The objective is to consume records from kafka and redirect to the Azure Service Bus. The kafka consumer can be configured, and confirmed while debugging, to consume thousands of messages each time it polls the kafka topic.
The Azure Service Bus, on the other hand, will always publish a single message. So when this integration runs, the kafka logs will show that thousands of messages were received, then the Azure Service Bus logs will iterate over each one sending one at a time to the queue. This takes several minutes per iteration slowing the process down significantly.
The component documentation writes that a setting to send in batches is the default, but is less than clear on precisely how to achieve that.
public class SampleKafkaConsumer extends RouteBuilder {
@Override
public void configure() throws Exception {
log.info("About to start route: Kafka Server -> Log ");
from("kafka:{{consumer.topic}}?brokers={{kafka.host}}:{{kafka.port}}"
+ "&maxPollRecords={{consumer.maxPollRecords}}"
+ "&consumersCount={{consumer.consumersCount}}"
+ "&seekTo={{consumer.seekTo}}"
+ "&groupId={{consumer.group}}"
+ "&lingerMs={{consumer.lingerMs}}"
+ "&producerBatchSize={{consumer.producerBatchSize}}"
+ "&saslJaasConfig={{consumer.saslJaasConfig}}"
+ "&saslMechanism={{consumer.saslMechanism}}"

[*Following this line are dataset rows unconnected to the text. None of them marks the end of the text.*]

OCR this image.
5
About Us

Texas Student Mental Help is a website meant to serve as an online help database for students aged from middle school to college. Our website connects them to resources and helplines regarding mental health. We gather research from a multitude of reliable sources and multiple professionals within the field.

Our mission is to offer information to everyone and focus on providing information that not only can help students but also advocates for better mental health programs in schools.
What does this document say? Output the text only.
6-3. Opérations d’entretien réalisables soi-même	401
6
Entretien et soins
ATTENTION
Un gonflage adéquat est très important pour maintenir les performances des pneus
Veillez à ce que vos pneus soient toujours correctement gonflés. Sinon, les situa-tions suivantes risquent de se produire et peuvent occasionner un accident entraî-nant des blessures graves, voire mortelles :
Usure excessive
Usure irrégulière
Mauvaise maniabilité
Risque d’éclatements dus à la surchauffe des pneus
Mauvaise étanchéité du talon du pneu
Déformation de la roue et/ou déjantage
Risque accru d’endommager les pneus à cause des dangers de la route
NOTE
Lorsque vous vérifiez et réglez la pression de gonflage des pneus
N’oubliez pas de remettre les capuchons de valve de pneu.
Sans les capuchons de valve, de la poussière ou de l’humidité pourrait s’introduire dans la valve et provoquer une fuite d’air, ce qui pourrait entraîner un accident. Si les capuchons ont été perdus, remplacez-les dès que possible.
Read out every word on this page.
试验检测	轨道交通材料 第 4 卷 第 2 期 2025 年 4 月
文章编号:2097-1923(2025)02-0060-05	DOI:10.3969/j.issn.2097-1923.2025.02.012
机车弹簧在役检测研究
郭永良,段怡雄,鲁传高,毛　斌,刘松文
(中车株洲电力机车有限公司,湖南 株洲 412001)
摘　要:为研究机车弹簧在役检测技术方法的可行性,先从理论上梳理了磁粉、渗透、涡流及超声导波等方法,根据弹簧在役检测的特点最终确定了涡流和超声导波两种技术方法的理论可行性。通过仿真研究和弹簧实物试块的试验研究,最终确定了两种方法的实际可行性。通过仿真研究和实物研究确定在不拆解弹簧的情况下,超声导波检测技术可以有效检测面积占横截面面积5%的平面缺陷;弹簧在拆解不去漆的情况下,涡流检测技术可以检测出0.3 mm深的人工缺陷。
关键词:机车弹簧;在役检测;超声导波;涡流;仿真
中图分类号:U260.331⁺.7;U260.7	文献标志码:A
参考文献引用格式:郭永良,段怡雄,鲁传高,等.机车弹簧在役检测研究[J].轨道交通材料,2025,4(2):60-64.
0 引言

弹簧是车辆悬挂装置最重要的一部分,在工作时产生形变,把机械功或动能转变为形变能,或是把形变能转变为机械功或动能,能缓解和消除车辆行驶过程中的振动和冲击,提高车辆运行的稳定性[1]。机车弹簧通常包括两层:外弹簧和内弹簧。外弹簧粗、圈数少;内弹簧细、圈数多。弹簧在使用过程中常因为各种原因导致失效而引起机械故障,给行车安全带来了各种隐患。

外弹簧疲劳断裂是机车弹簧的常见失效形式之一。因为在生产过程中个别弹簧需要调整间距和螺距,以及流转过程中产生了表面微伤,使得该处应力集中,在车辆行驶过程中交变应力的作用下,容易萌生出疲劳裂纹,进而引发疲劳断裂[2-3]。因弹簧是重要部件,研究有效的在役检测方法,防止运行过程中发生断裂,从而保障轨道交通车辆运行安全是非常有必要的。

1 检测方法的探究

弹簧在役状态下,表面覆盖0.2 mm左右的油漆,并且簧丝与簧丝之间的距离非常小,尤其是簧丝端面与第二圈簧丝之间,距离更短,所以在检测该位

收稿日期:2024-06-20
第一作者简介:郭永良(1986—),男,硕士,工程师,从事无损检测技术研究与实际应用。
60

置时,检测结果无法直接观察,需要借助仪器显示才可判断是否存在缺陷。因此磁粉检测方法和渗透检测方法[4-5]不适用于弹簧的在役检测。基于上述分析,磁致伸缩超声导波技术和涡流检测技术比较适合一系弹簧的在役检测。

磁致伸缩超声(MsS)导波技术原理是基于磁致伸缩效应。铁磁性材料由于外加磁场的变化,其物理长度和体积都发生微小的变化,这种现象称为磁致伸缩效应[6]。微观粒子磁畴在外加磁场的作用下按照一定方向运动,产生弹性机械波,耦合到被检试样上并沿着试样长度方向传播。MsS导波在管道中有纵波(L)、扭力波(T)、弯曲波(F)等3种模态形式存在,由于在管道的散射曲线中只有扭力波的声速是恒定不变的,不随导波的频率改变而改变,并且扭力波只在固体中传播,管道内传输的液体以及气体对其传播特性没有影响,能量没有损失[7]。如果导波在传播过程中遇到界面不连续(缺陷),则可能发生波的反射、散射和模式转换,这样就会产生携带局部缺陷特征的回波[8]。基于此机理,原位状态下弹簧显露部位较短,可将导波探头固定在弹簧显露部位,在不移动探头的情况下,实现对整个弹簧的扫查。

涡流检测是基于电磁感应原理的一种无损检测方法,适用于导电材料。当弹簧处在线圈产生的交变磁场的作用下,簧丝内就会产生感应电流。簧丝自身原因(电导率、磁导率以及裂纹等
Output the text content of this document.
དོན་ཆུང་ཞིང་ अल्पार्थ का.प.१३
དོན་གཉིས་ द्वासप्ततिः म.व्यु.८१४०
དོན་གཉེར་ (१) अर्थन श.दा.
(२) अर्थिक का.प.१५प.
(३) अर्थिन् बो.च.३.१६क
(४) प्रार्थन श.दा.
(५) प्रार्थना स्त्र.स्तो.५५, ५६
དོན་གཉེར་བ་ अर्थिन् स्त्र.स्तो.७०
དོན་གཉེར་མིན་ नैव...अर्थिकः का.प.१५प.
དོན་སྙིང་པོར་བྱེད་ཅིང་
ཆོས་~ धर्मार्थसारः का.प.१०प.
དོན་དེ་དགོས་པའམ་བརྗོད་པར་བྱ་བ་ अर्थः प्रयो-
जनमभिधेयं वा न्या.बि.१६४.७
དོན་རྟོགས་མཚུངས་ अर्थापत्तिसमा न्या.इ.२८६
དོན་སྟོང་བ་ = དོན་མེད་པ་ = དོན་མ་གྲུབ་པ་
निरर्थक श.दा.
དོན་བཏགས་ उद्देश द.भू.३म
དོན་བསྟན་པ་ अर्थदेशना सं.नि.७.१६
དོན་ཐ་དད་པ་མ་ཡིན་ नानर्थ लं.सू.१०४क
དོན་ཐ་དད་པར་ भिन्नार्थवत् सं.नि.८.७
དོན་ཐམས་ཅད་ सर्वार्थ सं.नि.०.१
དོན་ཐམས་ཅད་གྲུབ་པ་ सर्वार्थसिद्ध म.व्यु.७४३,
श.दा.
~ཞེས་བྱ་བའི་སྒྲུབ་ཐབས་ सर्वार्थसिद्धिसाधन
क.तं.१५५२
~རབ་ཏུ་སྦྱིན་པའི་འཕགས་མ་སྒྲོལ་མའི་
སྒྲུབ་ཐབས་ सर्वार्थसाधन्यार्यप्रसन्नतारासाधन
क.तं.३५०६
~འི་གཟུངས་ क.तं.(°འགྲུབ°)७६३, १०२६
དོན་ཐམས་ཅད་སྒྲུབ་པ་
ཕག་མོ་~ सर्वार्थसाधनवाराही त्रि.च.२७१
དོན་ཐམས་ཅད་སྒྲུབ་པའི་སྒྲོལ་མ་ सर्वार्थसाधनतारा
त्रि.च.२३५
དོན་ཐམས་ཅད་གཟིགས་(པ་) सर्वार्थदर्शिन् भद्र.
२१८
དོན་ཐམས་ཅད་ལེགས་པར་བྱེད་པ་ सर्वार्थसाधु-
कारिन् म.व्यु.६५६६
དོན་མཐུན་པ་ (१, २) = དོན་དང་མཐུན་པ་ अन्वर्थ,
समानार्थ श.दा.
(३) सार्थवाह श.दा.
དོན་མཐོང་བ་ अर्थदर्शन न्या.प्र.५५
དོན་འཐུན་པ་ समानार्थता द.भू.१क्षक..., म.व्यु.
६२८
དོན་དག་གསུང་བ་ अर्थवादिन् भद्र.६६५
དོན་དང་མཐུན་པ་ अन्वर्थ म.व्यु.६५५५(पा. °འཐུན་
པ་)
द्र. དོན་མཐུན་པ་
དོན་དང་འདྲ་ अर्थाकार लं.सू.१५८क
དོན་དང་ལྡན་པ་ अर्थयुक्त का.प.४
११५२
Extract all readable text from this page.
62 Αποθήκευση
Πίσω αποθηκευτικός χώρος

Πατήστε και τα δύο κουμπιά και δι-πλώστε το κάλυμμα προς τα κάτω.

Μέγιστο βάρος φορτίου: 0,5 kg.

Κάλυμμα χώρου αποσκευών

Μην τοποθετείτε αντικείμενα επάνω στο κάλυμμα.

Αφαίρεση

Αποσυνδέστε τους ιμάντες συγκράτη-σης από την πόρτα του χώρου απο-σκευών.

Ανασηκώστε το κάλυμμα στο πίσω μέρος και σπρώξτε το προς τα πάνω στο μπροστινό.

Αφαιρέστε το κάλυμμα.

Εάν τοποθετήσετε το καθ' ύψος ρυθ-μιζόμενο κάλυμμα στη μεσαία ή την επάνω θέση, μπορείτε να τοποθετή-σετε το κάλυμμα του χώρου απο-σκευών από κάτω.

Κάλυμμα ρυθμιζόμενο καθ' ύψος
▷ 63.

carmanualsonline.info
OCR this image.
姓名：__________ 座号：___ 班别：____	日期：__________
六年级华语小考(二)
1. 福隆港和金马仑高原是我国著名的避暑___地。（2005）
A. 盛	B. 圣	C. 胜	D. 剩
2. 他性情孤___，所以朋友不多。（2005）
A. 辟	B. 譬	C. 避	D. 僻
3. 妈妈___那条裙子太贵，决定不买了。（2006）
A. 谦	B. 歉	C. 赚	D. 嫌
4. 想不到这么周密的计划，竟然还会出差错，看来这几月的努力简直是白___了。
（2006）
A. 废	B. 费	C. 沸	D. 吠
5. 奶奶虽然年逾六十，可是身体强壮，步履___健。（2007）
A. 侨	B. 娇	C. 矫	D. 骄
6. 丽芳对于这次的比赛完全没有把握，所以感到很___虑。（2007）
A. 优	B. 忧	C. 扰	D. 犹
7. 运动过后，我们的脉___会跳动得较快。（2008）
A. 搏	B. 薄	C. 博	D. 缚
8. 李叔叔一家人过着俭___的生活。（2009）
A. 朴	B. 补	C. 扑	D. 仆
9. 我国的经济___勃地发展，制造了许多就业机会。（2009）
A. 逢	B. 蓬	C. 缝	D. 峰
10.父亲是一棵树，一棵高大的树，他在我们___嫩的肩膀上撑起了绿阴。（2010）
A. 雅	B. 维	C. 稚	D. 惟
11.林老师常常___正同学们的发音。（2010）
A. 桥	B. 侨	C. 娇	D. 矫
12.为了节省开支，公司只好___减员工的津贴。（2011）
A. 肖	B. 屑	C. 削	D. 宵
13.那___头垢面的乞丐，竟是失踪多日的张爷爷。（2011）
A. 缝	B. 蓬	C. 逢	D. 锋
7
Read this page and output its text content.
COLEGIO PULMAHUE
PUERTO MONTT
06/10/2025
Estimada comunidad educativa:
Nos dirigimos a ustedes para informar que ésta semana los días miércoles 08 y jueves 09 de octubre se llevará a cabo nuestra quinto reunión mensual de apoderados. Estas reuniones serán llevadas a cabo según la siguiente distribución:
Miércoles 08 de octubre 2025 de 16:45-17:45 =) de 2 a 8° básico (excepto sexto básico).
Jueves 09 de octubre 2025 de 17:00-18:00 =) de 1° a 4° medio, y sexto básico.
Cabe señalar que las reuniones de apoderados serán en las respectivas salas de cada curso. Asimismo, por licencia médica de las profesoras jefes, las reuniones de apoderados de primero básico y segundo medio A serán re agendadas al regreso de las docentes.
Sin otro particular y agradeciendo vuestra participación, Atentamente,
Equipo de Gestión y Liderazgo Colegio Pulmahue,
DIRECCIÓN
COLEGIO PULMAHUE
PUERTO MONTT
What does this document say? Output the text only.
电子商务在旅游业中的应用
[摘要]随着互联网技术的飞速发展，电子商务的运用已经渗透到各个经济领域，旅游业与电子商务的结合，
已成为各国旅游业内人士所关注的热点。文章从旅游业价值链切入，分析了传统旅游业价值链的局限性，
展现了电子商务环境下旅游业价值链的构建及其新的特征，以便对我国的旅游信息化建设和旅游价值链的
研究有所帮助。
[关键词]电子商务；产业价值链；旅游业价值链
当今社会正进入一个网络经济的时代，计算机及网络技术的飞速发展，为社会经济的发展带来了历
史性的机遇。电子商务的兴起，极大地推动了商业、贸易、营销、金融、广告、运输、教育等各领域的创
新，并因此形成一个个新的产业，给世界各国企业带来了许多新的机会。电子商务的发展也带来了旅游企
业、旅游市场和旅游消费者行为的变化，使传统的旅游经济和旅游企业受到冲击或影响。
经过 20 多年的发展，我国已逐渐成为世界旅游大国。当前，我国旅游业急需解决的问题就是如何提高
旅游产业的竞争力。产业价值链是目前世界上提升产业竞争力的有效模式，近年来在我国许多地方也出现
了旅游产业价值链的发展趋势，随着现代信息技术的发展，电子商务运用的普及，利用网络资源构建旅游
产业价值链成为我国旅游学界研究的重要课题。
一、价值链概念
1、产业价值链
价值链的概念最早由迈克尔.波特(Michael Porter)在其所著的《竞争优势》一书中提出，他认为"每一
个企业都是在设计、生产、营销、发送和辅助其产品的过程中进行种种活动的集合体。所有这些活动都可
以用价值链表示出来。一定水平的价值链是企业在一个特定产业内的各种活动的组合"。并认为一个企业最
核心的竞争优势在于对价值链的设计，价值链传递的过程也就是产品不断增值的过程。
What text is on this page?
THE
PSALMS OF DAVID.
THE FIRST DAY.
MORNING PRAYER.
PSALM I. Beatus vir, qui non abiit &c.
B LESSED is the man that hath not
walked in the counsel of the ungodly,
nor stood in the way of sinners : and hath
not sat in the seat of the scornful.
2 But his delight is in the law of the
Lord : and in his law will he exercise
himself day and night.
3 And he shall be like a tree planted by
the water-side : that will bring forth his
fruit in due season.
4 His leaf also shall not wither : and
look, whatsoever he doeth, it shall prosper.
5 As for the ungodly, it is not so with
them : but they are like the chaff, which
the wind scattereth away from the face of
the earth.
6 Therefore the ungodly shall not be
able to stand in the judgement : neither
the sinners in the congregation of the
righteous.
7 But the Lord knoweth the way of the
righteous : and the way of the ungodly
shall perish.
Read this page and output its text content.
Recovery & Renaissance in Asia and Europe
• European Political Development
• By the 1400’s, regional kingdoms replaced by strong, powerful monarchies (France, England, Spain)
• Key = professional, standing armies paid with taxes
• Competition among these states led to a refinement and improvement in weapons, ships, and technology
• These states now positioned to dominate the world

+ "&securityProtocol={{consumer.securityProtocol}}")
.routeId("Kafka")
.to("azure-servicebus:topic?connectionString={{producer.connectionString}}&producerOperation=sendMessages");
}
}
Any insight on how to approach this?
The right solution that the Azure Service Bus docs were attempting to allude to is to batch up the results as a list of objects or messages and pass that into the Azure producer.
The key to do this in Apache Camel is to use an Aggregator. This, couple with a completion interval in the code below allows the pipe to bunch up messages together and send to the Service Bus in batches.